2.1.3 Query String Queries with must_not for Exclusions
query_string supports expressive Lucene syntax (wildcards, boolean operators). It can search multiple fields and honor analyzers when used on text fields.
curl -X GET "http://localhost:9200/products/_search" -H 'Content-Type: application/json' -d'
{
"query": {
"bool": {
"must": { "match_all": {} },
"must_not": [
{
"query_string": {
"fields": ["description"],
"query": "dark OR comfortable"
}
}
]
}
}
}
'
This query uses a bool query with match_all in the must clause to initially consider all documents, and a must_not clause containing a query_string query on the description field. The query string “dark OR comfortable” tells Elasticsearch to exclude any document whose description contains either the word “dark” or “comfortable”. Because description is a text field with a lowercase analyzer, the matching is case-insensitive and token-based. This approach allows complex exclusion logic using Boolean operators and multiple fields while still respecting analyzers.
{
"hits": {
"total": { "value": 2, "relation": "eq" },
"hits": [
{ "_id": "3", "_source": { "name": "Green cotton shorts", "description": "Light green shorts" } },
{ "_id": "4", "_source": { "name": "Black leather jacket", "description": "Stylish jacket" } }
]
}
}
In this output, the query has excluded documents whose description contains the words “dark” or “comfortable”. Therefore, documents like “Red cotton tshirt” and “Blue denim jeans” are filtered out, leaving only “Green cotton shorts” and “Black leather jacket” in the search results.

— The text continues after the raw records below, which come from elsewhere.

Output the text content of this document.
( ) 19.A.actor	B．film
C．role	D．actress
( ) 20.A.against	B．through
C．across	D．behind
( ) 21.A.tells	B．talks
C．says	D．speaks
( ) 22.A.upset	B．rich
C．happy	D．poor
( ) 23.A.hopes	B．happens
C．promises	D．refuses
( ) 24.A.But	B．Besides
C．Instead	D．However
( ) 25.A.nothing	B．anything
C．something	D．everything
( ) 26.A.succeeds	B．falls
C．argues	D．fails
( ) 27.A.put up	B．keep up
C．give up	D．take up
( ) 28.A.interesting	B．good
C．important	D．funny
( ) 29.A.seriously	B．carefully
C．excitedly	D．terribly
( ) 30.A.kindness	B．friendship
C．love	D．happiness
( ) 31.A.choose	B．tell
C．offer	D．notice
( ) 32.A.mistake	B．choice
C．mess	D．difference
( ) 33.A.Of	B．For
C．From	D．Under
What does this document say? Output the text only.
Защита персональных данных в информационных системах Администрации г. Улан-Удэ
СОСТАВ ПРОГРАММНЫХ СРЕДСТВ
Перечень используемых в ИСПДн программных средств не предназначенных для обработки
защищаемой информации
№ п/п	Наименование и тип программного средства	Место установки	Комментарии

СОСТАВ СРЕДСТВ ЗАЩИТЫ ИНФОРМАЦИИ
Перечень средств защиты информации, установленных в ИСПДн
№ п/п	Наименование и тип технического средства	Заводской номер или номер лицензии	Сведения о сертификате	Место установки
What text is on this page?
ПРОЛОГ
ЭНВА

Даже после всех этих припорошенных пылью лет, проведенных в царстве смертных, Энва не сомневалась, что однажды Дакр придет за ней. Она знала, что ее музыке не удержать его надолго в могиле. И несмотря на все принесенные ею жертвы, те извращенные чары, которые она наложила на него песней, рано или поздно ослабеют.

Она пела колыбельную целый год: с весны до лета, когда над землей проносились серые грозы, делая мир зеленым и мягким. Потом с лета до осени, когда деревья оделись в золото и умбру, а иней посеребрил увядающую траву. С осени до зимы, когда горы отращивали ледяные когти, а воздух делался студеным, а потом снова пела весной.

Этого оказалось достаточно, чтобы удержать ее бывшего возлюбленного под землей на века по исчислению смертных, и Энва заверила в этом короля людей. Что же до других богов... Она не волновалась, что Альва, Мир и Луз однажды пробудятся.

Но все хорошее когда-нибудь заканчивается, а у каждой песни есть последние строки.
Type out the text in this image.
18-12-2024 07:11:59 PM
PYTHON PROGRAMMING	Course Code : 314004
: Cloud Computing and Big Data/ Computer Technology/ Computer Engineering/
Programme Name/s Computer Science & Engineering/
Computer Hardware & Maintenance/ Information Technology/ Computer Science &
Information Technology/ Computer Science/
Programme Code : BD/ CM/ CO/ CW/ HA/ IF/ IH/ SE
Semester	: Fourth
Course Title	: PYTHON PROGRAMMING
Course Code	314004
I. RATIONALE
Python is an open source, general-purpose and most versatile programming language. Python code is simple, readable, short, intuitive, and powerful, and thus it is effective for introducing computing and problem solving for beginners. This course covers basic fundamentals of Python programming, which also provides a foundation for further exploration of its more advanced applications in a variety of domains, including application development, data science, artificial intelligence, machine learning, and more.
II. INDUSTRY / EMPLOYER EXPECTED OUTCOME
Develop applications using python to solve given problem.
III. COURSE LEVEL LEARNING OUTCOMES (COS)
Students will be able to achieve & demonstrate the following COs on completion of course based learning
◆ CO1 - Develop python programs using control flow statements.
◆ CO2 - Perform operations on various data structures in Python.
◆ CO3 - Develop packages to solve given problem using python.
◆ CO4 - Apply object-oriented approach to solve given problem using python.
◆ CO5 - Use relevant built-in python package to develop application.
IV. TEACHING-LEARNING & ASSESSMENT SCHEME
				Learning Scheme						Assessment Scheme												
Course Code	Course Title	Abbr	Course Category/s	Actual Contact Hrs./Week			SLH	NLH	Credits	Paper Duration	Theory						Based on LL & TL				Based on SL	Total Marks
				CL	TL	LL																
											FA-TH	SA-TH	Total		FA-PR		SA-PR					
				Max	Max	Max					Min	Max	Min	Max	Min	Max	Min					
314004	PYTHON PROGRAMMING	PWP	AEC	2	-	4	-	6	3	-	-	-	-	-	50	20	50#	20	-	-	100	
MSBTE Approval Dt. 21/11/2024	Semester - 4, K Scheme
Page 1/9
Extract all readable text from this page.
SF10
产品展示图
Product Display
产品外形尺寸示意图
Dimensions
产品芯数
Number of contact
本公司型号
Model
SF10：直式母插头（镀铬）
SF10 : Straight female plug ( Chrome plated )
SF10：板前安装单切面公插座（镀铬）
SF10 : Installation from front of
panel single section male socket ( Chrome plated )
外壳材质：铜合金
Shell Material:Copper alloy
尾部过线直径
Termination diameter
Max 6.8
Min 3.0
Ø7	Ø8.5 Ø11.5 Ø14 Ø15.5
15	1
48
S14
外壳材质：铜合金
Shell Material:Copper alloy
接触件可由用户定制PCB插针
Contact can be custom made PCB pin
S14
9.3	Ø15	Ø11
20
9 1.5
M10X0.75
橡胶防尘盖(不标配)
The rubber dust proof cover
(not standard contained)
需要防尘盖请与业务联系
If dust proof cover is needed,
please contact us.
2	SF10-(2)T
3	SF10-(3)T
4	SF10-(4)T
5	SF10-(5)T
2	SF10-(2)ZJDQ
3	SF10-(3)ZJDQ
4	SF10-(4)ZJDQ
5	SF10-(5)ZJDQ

2.1.4 Filtering with must_not Using Match and a Custom Analyzer
Using match is the most common for natural language fields. To exclude documents that contain a token, ensure your analyzer tokenizes the content the way you expect. We’ll demonstrate how a custom analyzer affects results.
curl -X GET "http://localhost:9200/products/_search" -H 'Content-Type: application/json' -d'
{
"query": {
"bool": {
"must": { "match_all": {} },
"must_not": [
{ "match": { "name": "blue" }}
]
}
}
}
'
This query uses a bool query with match_all in the must clause to initially consider all documents, and a must_not clause with a match query on the name field to exclude any document containing the token “blue”. Because the name field uses a custom lowercase analyzer (lc_analyzer), the matching is case-insensitive, so “Blue” and “blue” are treated the same.
{
"hits": {
"total": { "value": 2, "relation": "eq" },
"hits": [
{ "_id": "1", "_source": { "name": "Red cotton tshirt", "description": "Comfortable red shirt" } },
{ "_id": "3", "_source": { "name": "Green cotton shorts", "description": "Light green shorts" } }
]
}
}
In this output, the document “Blue denim jeans” is excluded because its name contains the token “blue”, leaving only the remaining products in the search results.
3. Conclusion
There are multiple ways to express “not contains” semantics in Elasticsearch. The approach you choose depends on several factors: whether you want token-aware (analyzed) exclusions or literal substring exclusions, the performance trade-offs since wildcards and regexes can be expensive, and whether you need case-insensitivity or partial token matching, which can be achieved using analyzers like lowercase or n-grams.